In the present study, MRI clearly showed radiofrequency-induced coagulation
zones in canine bone, and the dimensions of these images closely matched gross
pathologically determined sizes. The ablated lesions showed significantly
increased signal intensity on T1-weighted images. The hyperintensity observed
after radiofrequency ablation may be attributed to a number of factors
including mild desiccation, the effect of protein denaturation, or cellular
lysis [28,
29]. In specimens obtained at
day 4, histopathologic examination showed subtle changes in coagulation
necrosis throughout a majority of the treated zone, but in specimens obtained
at day 7, coagulation necrosis was more conspicuous. In a clinical setting,
MRI may be helpful for making therapeutic decisions as to whether additional
radiofrequency ablation is necessary or for determining how much tumor volume
remains.

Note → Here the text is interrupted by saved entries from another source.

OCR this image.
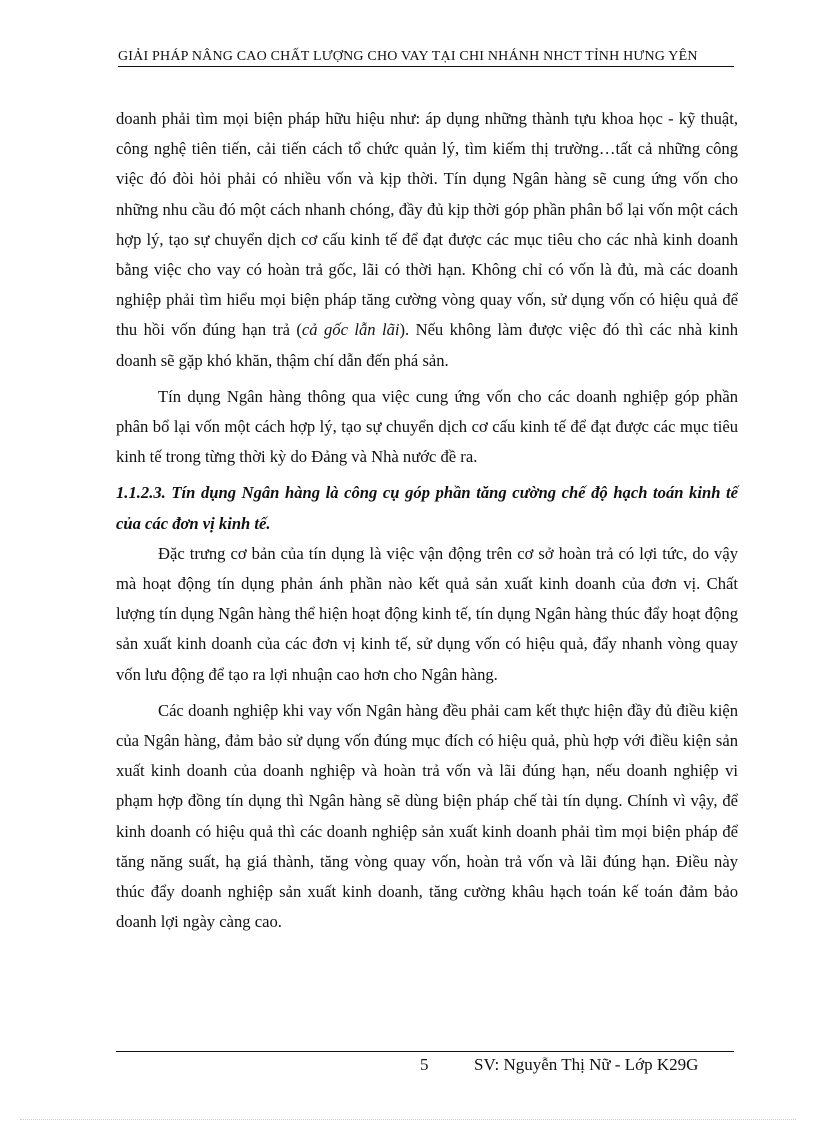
GIẢI PHÁP NÂNG CAO CHẤT LƯỢNG CHO VAY TẠI CHI NHÁNH NHCT TỈNH HƯNG YÊN

doanh phải tìm mọi biện pháp hữu hiệu như: áp dụng những thành tựu khoa học - kỹ thuật, công nghệ tiên tiến, cải tiến cách tổ chức quản lý, tìm kiếm thị trường…tất cả những công việc đó đòi hỏi phải có nhiều vốn và kịp thời. Tín dụng Ngân hàng sẽ cung ứng vốn cho những nhu cầu đó một cách nhanh chóng, đầy đủ kịp thời góp phần phân bổ lại vốn một cách hợp lý, tạo sự chuyển dịch cơ cấu kinh tế để đạt được các mục tiêu cho các nhà kinh doanh bằng việc cho vay có hoàn trả gốc, lãi có thời hạn. Không chỉ có vốn là đủ, mà các doanh nghiệp phải tìm hiểu mọi biện pháp tăng cường vòng quay vốn, sử dụng vốn có hiệu quả để thu hồi vốn đúng hạn trả (cả gốc lẫn lãi). Nếu không làm được việc đó thì các nhà kinh doanh sẽ gặp khó khăn, thậm chí dẫn đến phá sản.

Tín dụng Ngân hàng thông qua việc cung ứng vốn cho các doanh nghiệp góp phần phân bổ lại vốn một cách hợp lý, tạo sự chuyển dịch cơ cấu kinh tế để đạt được các mục tiêu kinh tế trong từng thời kỳ do Đảng và Nhà nước đề ra.

1.1.2.3. Tín dụng Ngân hàng là công cụ góp phần tăng cường chế độ hạch toán kinh tế của các đơn vị kinh tế.

Đặc trưng cơ bản của tín dụng là việc vận động trên cơ sở hoàn trả có lợi tức, do vậy mà hoạt động tín dụng phản ánh phần nào kết quả sản xuất kinh doanh của đơn vị. Chất lượng tín dụng Ngân hàng thể hiện hoạt động kinh tế, tín dụng Ngân hàng thúc đẩy hoạt động sản xuất kinh doanh của các đơn vị kinh tế, sử dụng vốn có hiệu quả, đẩy nhanh vòng quay vốn lưu động để tạo ra lợi nhuận cao hơn cho Ngân hàng.

Các doanh nghiệp khi vay vốn Ngân hàng đều phải cam kết thực hiện đầy đủ điều kiện của Ngân hàng, đảm bảo sử dụng vốn đúng mục đích có hiệu quả, phù hợp với điều kiện sản xuất kinh doanh của doanh nghiệp và hoàn trả vốn và lãi đúng hạn, nếu doanh nghiệp vi phạm hợp đồng tín dụng thì Ngân hàng sẽ dùng biện pháp chế tài tín dụng. Chính vì vậy, để kinh doanh có hiệu quả thì các doanh nghiệp sản xuất kinh doanh phải tìm mọi biện pháp để tăng năng suất, hạ giá thành, tăng vòng quay vốn, hoàn trả vốn và lãi đúng hạn. Điều này thúc đẩy doanh nghiệp sản xuất kinh doanh, tăng cường khâu hạch toán kế toán đảm bảo doanh lợi ngày càng cao.

5	SV: Nguyễn Thị Nữ - Lớp K29G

Signal intensity changes in ablated tissue differ from that usually
found in metastatic bone tumors.
In a previous study, Dupuy et al.
[35] observed decreased heat
transmission in cancellous bone and an insulative effect of cortical bone in
their ex vivo studies. In addition, temperature recordings within the epidural
space led them to conclude that a margin of safety is provided when preserved
cortical bone is present. However, on the basis of our observation from the
contrast-enhanced MRI, we tend to be more conservative regarding the
insulating effect of cortical bone and its protective effect from heat injury
to adjacent tissue. In our studies, radiofrequency-induced thermal lesions in
femurs consistently evolved into their full oval or round configurations
including bone cortex. Although the cortex of the ablated region showed
minimal changes compared with bone marrow at day 4 after radiofrequency
ablation, the bone cortex of specimens showed necrosis with some viable outer
cortical layer at day 7 after radiofrequency ablation. The reason cortical
bone showed milder histopathologic changes compared with bone marrow is
related to its higher tissue resistivity relative to bone marrow
[34]. As a result of our
experience, we believe that radiofrequency ablation in bone tumor should be
performed with great caution when the lesion is located beside vital
structures.
Our study has certain limitations. First, the results obtained in healthy
canine bone might not reflect the situation in cases of bone metastasis in
humans. Second, potential differences between normal canine bone and human
metastatic bone tumors might affect the MR appearances of the
radiofrequency-ablated lesions. Finally, although every attempt was made to
ensure the validity of the size correlations between MRI and pathologic
findings, precision was limited because of difficulty obtaining pathologic
sections corresponding to the MR scanning planes.
In conclusion, radiofrequency ablation using a cooled-tip electrode
produced well-defined coagulation necrosis in bone in a reproducible manner,
and MRI revealed the extent of radiofrequency-induced thermal bone injury.